In den letzten Jahren erleben wir beim NFL Combine regelmäßig unfassbare Resultate der schweren Jungs in der Defensive Line. Jordan Davis fand sich nach seiner letztjährigen Performance weit oben auf den Boards wieder und wir erinnern uns sicherlich alle noch an Montez Sweat, als er vor wenigen Jahren seine fast 120 Kilogramm mit einer 4,41 im 40 Yard Dash über die Sprintstrecke katapultierte. 

P.J. Mustipher steht hier Synonym für alle Defensive Tackle. Denn viele Beobachter erwarten wieder außergewöhnliche Leistungen von einigen schweren Defendern. Mustipher wiegt beinahe 140 Kilogramm und wird in Relation dessen relativ schnell sein. Wir dürfen uns daher auf die ersten Combine Drills am Donnerstag, den 2. März, freuen. 

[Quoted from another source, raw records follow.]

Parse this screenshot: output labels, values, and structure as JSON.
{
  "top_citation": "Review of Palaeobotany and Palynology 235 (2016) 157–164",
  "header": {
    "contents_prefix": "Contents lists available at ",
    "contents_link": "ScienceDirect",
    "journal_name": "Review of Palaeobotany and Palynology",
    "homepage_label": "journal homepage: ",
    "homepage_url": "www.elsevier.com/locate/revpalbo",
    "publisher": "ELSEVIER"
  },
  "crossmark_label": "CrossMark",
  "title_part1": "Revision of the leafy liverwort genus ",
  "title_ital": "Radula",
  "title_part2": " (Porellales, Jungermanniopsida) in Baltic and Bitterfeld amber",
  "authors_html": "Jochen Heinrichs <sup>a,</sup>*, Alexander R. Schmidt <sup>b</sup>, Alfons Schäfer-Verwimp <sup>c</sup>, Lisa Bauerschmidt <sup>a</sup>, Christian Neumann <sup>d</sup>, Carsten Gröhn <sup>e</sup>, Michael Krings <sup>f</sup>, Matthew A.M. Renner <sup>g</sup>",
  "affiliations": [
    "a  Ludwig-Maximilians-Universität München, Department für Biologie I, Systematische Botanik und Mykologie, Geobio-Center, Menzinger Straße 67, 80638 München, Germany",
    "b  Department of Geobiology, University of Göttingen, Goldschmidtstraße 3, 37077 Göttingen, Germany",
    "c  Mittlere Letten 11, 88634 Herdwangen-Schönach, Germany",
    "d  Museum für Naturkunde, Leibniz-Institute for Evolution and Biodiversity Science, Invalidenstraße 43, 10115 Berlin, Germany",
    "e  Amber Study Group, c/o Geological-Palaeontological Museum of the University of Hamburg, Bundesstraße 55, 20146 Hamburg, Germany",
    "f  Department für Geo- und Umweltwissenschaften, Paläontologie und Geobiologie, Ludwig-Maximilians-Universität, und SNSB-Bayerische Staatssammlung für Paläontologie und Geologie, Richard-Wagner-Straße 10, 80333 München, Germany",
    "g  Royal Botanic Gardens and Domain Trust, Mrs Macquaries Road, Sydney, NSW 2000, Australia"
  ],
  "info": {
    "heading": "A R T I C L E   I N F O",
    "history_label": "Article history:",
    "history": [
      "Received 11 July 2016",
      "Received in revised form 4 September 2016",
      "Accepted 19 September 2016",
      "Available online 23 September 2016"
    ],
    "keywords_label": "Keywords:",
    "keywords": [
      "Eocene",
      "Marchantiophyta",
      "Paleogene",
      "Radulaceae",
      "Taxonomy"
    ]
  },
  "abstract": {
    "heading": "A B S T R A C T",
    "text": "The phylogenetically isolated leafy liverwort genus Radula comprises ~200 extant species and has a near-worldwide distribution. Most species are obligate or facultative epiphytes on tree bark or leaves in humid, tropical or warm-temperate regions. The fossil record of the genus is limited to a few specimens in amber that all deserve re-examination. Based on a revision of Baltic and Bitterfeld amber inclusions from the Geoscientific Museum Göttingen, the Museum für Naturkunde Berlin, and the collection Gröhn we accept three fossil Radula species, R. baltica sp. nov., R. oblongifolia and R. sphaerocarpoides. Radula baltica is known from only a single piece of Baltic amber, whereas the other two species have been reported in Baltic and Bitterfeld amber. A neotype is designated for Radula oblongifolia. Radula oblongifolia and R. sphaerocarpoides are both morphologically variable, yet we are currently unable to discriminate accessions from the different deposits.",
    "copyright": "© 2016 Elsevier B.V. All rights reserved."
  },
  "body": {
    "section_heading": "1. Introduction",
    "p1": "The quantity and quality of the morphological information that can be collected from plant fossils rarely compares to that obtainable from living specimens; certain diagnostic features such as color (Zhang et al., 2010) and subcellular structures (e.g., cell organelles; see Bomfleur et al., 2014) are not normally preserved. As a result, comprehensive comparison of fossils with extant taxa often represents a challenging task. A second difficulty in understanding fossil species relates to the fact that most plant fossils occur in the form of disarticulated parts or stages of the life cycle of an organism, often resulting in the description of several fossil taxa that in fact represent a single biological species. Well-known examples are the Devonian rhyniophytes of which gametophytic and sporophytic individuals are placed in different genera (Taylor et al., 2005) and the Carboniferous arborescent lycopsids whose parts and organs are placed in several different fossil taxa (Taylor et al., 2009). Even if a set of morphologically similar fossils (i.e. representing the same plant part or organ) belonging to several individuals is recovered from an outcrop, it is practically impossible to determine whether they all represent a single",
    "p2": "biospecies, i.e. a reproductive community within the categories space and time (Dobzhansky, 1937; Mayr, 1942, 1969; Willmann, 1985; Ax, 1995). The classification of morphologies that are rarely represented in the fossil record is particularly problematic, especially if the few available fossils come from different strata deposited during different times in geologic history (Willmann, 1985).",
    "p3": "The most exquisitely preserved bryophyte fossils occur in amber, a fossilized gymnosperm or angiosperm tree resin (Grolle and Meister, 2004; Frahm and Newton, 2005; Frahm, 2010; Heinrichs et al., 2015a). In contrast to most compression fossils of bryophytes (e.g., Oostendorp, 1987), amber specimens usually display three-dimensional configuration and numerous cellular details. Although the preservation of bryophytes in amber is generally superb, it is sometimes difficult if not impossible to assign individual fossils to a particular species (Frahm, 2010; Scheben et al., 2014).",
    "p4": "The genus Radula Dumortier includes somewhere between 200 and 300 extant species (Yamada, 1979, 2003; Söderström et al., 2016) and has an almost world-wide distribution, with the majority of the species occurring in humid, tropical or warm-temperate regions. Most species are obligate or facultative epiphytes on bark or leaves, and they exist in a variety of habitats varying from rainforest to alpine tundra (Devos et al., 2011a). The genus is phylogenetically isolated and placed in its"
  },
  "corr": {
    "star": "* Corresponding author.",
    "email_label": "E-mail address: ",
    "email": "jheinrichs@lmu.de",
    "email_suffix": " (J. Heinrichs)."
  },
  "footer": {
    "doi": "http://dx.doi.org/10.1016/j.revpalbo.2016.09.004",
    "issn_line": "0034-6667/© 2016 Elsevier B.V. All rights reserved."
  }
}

Jack Campbell / Linebacker, Iowa

Die NFL Teams reißen sich mittlerweile um die athletischen Freaks unter den Linebackern und der Tracking Record gibt ihnen dabei Recht. Die krassesten Athleten im Zentrum einer Defense zu besitzen, hilft dem Spiel aller Beteiligten in der eigenen Abwehr. Vor ein paar Wochen wurde Roquan Smith nicht ohne Grund mit einem saftigen Fünfjahresvertrag über 100 Millionen US-Dollar ausgestattet. 

Jack Campbell von den Iowa Hawkeyes soll ein Spieler solchen Kalibers sein. Nach dem Combine wissen wir noch etwas mehr. In Shuttle und 3-Cone Drills, sowie weiteren athletischen Einheiten wird sein bisher auffälliges Spiel vom College mit Zahlen und Daten abgeglichen. 

Hierbei schaue ich tatsächlich auch auf das Bankdrücken (Bench Press). Nicht etwa, weil ich wissen möchte, wieviel der leichtfüßige Linebacker drücken kann. Denn darin sollte er lediglich eine Mindestanzahl an Wiederholungen schaffen, weil die Übung wenig über die tatsächliche Kraft eines schnellen Defenders aussagt. Es ist die Intensität, die ich von einem zukünftigen Führungsspieler in der Abwehr sehen möchte, mit der Campbell die weniger beliebte Übung angeht. 

Was wir im TV zu sehen bekommen, ist überwiegend der 40 Yard Dash. Tatsächlich sind die jeweiligen Positionsgruppen aber sechs Tage in Indianapolis und werden dort auf Schritt und Tritt begutachtet. Sich über einen so langen Zeitraum zu verstellen, ist fast unmöglich. Daher ist neben den öffentlichen Drills wichtig, was hinter den Kulissen beim NFL Combine passiert. Wenn Spieler nach der Veranstaltung plötzlich in der Wahrnehmung der nahestehenden Medien sinken oder steigen, hat dies oft mit Problemen in Interviews, bei medizinischen Tests oder dem generellen Auftreten der einzelnen Talente zu tun. 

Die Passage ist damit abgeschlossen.